Nostalgias de un mochilero: Camagüey

Salí un lunes al mediodía. Me acompañaban una agenda, tres plumas, una grabadora y una cámara que viajó de Canadá para “congelar” en el tiempo las imágenes capturadas. Me frotaba las manos ante mi nuevo viaje a Camagüey. Las ganas de reencontrarme con mis amigos eran inmensas.

Llegué a la Ciudad de los Tinajones tarde en la noche, sin más ganas que hospedarme de una vez y darme una bendita ducha. Bajo el agua caliente rememoré cada instante transcurrido durante el viaje desde Matanzas, que luego plasmaría en mi agenda.
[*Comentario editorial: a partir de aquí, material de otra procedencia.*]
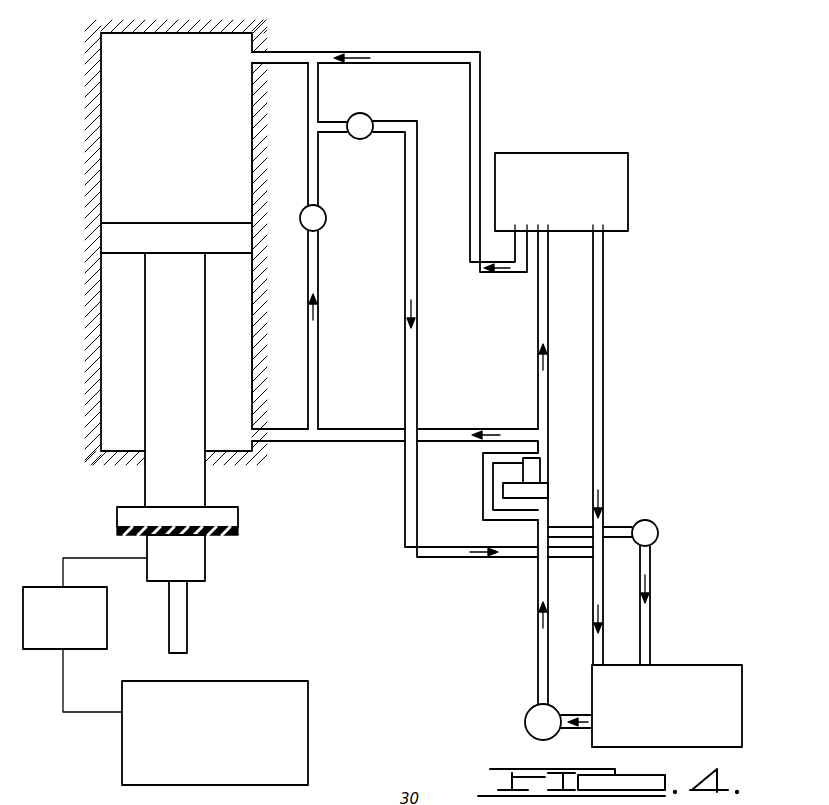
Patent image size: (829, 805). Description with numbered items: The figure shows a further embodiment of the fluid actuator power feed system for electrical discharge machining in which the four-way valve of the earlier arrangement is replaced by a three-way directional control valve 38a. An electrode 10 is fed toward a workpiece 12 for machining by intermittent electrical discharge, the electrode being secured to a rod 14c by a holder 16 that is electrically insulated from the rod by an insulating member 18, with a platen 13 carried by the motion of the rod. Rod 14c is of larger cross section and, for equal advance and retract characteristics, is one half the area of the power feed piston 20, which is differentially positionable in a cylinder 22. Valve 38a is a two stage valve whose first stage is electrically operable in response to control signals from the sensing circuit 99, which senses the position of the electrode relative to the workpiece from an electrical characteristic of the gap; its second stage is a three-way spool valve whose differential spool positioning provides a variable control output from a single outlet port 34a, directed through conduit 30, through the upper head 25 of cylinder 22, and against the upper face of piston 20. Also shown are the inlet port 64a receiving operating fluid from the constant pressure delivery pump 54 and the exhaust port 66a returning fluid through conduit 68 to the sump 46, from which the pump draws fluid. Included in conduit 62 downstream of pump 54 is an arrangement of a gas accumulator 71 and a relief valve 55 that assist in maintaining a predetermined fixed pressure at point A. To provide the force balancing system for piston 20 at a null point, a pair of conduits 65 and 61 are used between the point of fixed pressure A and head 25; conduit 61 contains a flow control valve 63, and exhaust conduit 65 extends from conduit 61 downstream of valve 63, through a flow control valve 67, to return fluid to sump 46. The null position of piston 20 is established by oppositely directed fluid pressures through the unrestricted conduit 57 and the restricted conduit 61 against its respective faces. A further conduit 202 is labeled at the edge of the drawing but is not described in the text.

The upper head 25 is at (182, 40).
The cylinder 22 is at (254, 151).
The power feed piston 20 is at (250, 243).
The rod 14c is at (205, 373).
The platen 13 is at (238, 517).
The insulating member 18 is at (238, 531).
The holder 16 is at (205, 558).
The electrode 10 is at (187, 620).
The workpiece 12 is at (230, 683).
The sensing circuit 99 is at (85, 635).
The conduit 30 is at (481, 112).
The conduit 61 is at (318, 296).
The flow control valve 63 is at (327, 218).
The exhaust conduit 65 is at (335, 135).
The flow control valve 67 is at (370, 118).
The three-way directional control valve 38a is at (632, 172).
The outlet port 34a is at (521, 231).
The inlet port 64a is at (545, 231).
The exhaust port 66a is at (597, 231).
The conduit 62 is at (548, 340).
The conduit 68 is at (603, 335).
The conduit 57 is at (340, 435).
The point of fixed pressure A is at (551, 437).
The gas accumulator 71 is at (528, 475).
The relief valve 55 is at (652, 524).
The constant pressure delivery pump 54 is at (525, 722).
The sump 46 is at (667, 706).
The conduit 202 is at (341, 804).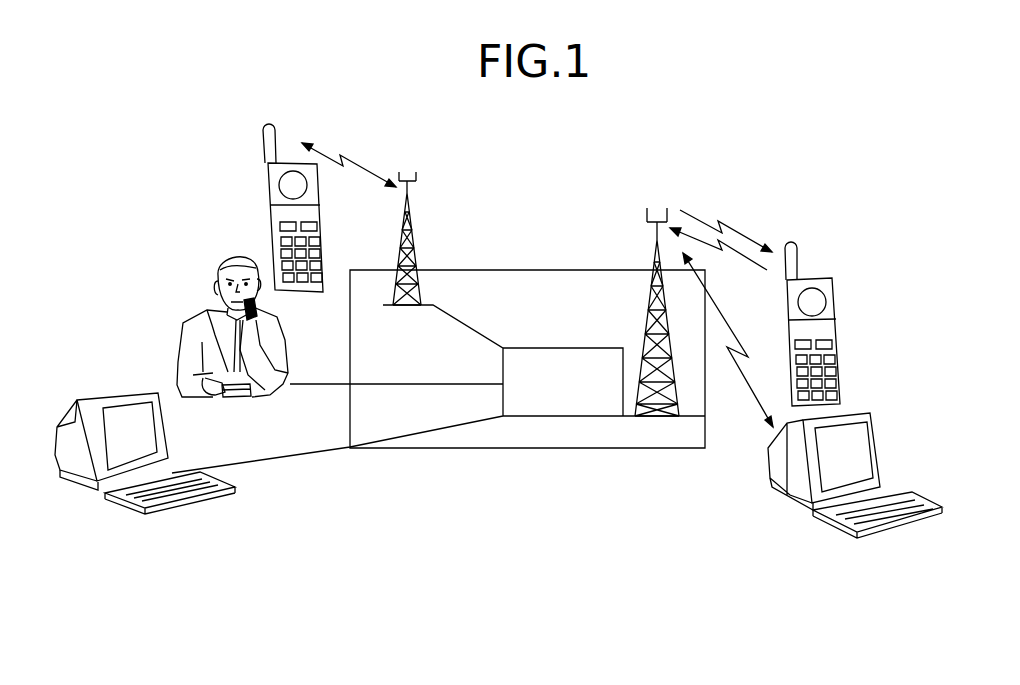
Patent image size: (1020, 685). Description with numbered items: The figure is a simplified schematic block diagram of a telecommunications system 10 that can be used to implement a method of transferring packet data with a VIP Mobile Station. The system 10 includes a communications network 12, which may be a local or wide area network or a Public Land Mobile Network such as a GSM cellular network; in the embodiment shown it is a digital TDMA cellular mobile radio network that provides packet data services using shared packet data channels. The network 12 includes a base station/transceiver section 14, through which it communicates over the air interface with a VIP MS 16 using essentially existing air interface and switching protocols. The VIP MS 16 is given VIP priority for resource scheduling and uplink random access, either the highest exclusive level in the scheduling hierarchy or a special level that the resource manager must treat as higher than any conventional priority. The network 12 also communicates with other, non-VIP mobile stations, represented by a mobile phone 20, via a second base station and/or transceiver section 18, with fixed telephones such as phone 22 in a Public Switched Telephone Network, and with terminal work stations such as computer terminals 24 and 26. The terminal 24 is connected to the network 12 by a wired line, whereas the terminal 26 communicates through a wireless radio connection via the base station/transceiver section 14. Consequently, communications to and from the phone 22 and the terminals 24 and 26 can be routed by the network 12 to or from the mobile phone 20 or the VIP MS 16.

The system 10 is at (170, 236).
The communications network 12 is at (619, 449).
The base station/transceiver section 14 is at (682, 390).
The VIP MS 16 is at (838, 327).
The second base station and/or transceiver section 18 is at (413, 240).
The mobile phone 20 is at (272, 234).
The phone 22 is at (243, 397).
The computer terminal 24 is at (180, 500).
The computer terminal 26 is at (820, 518).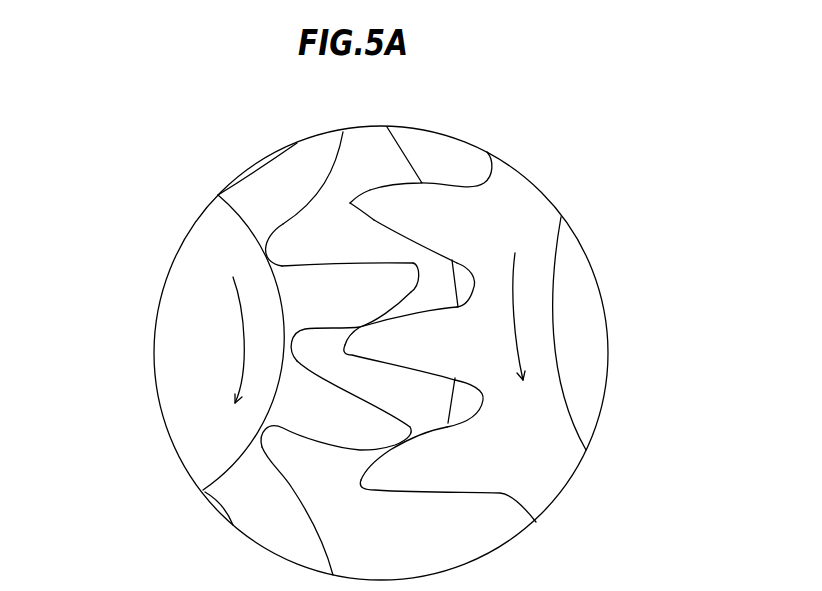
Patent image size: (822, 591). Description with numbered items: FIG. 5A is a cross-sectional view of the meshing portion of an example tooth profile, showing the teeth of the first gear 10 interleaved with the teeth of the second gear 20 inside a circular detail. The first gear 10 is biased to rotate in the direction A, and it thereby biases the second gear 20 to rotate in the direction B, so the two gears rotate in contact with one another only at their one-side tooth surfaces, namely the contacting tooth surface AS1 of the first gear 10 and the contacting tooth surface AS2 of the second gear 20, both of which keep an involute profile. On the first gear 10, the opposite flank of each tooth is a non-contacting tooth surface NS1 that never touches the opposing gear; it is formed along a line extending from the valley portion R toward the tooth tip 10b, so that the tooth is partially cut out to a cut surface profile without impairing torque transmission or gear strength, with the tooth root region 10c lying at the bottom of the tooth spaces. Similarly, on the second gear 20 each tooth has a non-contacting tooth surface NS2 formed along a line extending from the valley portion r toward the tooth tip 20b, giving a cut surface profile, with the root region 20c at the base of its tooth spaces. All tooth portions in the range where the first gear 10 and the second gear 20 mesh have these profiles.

The first gear 10 is at (217, 217).
The second gear 20 is at (557, 270).
The tooth tip 10b is at (414, 266).
The tooth root of first gear 10c is at (272, 267).
The tooth tip 20b is at (351, 204).
The tooth root of second gear 20c is at (463, 269).
The contacting tooth surface AS1 is at (322, 195).
The non-contacting tooth surface NS1 is at (333, 263).
The contacting tooth surface AS2 is at (427, 187).
The non-contacting tooth surface NS2 is at (403, 239).
The valley portion R is at (270, 255).
The valley portion r is at (468, 272).
The direction A is at (245, 362).
The direction B is at (517, 337).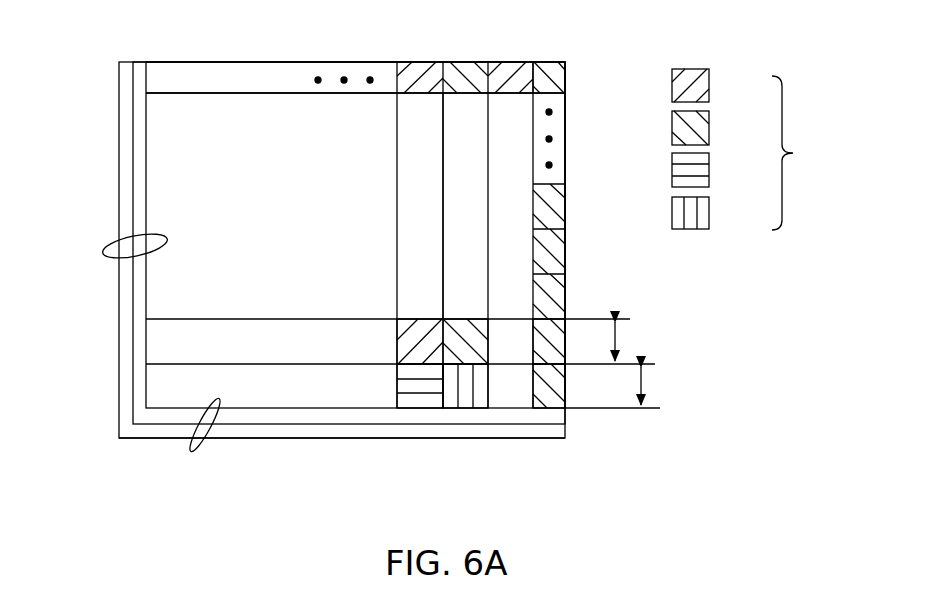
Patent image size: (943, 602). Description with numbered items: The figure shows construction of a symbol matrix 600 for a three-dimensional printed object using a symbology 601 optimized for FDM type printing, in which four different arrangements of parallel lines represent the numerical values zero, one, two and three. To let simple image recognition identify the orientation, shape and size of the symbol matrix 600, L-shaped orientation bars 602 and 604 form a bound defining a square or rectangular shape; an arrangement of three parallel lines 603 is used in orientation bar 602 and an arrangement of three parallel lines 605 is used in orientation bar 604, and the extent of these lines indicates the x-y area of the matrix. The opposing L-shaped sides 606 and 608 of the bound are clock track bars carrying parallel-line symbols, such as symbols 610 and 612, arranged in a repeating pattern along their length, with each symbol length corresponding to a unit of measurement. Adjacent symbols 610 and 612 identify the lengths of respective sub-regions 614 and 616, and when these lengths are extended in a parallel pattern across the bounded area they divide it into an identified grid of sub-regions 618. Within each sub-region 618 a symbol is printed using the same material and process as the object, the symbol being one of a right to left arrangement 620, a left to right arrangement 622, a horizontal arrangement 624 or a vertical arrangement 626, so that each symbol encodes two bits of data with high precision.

The symbol matrix 600 is at (717, 23).
The symbology 601 is at (756, 149).
The orientation bar 602 is at (116, 188).
The arrangement of three parallel lines 603 is at (103, 250).
The orientation bar 604 is at (292, 443).
The arrangement of three parallel lines 605 is at (190, 450).
The clock track bar side 606 is at (569, 218).
The clock track bar side 608 is at (275, 58).
The symbol 610 is at (560, 397).
The symbol 612 is at (545, 340).
The sub-region 614 is at (641, 386).
The sub-region 616 is at (615, 343).
The grid of sub-regions 618 is at (394, 329).
The right to left arrangement 620 is at (400, 338).
The left to right arrangement 622 is at (466, 338).
The horizontal arrangement 624 is at (413, 385).
The vertical arrangement 626 is at (460, 395).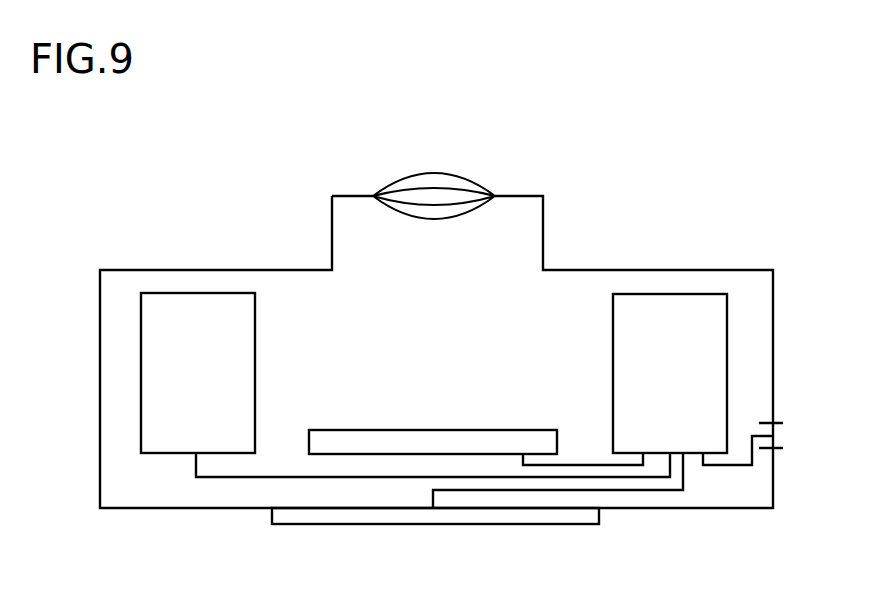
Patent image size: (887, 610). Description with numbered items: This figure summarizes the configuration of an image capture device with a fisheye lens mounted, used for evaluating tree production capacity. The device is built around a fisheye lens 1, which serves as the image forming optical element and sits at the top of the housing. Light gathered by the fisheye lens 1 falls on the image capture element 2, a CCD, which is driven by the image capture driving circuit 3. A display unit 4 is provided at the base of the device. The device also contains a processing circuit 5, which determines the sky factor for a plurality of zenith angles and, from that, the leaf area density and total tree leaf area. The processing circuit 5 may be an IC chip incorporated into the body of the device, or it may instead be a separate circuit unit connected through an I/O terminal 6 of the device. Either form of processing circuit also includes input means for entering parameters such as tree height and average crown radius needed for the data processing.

The fisheye lens 1 is at (441, 169).
The image capture element 2 is at (483, 432).
The image capture driving circuit 3 is at (713, 357).
The display unit 4 is at (482, 524).
The processing circuit 5 is at (158, 393).
The I/O terminal 6 is at (786, 432).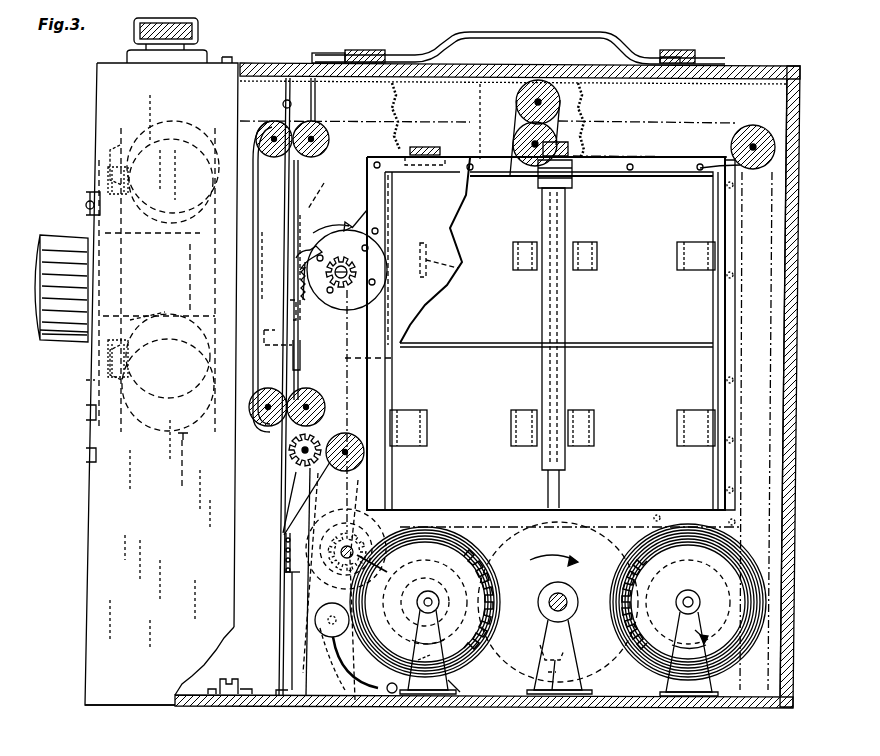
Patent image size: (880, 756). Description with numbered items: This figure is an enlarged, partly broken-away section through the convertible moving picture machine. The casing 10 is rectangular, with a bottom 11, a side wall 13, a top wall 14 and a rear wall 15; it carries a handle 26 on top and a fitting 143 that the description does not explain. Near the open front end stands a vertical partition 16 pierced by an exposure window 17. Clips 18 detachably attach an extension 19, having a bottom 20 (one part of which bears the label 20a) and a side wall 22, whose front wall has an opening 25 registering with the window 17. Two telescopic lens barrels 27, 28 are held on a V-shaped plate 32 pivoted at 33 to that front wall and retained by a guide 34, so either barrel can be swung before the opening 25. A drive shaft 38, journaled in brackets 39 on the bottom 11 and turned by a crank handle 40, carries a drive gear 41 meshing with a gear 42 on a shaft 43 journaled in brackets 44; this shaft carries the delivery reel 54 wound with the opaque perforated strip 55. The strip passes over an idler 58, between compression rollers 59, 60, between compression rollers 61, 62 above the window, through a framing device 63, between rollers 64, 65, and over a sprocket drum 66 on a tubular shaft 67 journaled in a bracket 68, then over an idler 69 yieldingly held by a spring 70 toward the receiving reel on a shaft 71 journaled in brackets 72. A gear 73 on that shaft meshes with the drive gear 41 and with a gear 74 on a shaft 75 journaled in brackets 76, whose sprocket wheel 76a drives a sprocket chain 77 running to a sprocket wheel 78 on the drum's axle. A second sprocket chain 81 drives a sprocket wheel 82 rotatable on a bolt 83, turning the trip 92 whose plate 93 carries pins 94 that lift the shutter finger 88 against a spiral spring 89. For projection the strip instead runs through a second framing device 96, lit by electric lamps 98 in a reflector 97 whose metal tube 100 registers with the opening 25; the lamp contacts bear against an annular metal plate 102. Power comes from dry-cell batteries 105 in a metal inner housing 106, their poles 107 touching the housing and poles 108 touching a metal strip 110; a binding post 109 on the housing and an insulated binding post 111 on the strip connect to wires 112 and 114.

The casing 10 is at (795, 330).
The bottom 11 is at (505, 700).
The side wall 13 is at (775, 98).
The top wall 14 is at (740, 75).
The rear wall 15 is at (785, 392).
The partition 16 is at (280, 643).
The exposure window 17 is at (282, 252).
The clips 18 is at (237, 63).
The extension 19 is at (84, 704).
The bottom 20 is at (200, 690).
The bracket 20a is at (460, 690).
The side wall 22 is at (97, 653).
The opening 25 is at (87, 230).
The handle 26 is at (630, 42).
The telescopic barrel 27 is at (44, 235).
The telescopic barrel 28 is at (57, 340).
The V-shaped plate 32 is at (88, 413).
The pivot 33 is at (86, 455).
The guide 34 is at (90, 192).
The drive shaft 38 is at (552, 596).
The brackets 39 is at (575, 690).
The crank handle 40 is at (532, 700).
The drive gear 41 is at (632, 670).
The gear 42 is at (726, 602).
The shaft 43 is at (690, 590).
The brackets 44 is at (700, 692).
The delivery reel 54 is at (762, 566).
The strip 55 is at (444, 120).
The idler 58 is at (778, 147).
The compression roller 59 is at (562, 100).
The compression roller 60 is at (560, 140).
The compression roller 61 is at (270, 121).
The compression roller 62 is at (300, 127).
The framing device 63 is at (326, 182).
The compression roller 64 is at (262, 426).
The compression roller 65 is at (318, 403).
The sprocket drum 66 is at (296, 470).
The tubular shaft 67 is at (289, 450).
The bracket 68 is at (284, 548).
The idler 69 is at (332, 637).
The spring 70 is at (358, 690).
The shaft 71 is at (434, 592).
The bearing bracket 72 is at (428, 694).
The gear 73 is at (492, 618).
The gear 74 is at (378, 580).
The shaft 75 is at (388, 572).
The brackets 76 is at (292, 582).
The sprocket wheel 76a is at (283, 573).
The sprocket chain 77 is at (372, 480).
The sprocket wheel 78 is at (296, 472).
The sprocket chain 81 is at (398, 358).
The sprocket wheel 82 is at (360, 282).
The bolt 83 is at (340, 310).
The finger 88 is at (300, 256).
The spiral spring 89 is at (292, 340).
The trip 92 is at (379, 230).
The plate 93 is at (367, 210).
The pins 94 is at (389, 250).
The second framing device 96 is at (238, 205).
The reflector 97 is at (175, 475).
The electric lamps 98 is at (200, 300).
The metal tube 100 is at (145, 330).
The annular metal plate 102 is at (84, 372).
The dry-cell batteries 105 is at (554, 342).
The inner housing 106 is at (730, 196).
The pole 107 is at (690, 242).
The pole 108 is at (515, 242).
The binding post 109 is at (440, 150).
The metal strip 110 is at (578, 348).
The binding post 111 is at (590, 150).
The wire 112 is at (392, 110).
The wire 114 is at (590, 120).
The knob 143 is at (198, 30).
Vinieron a mi mente aquellas señoras que nunca se pusieron de acuerdo por las estrecheces de espacio de una, y el derecho soberano e inalienable de la otra, a reclinar el asiento de la Yutong: “Mijita es que esto lo construyeron los chinos y ellos son diminutos, pero yo estoy gorda y me estás oprimiendo mi abultado estómago”, para recibir por respuesta “No puedo hacer nada por ti, chica, yo pagué mi pasaje y tengo derecho a ir cómoda”. En esa alharaca pasaron la mayor parte del tiempo, impidiendo mi lectura.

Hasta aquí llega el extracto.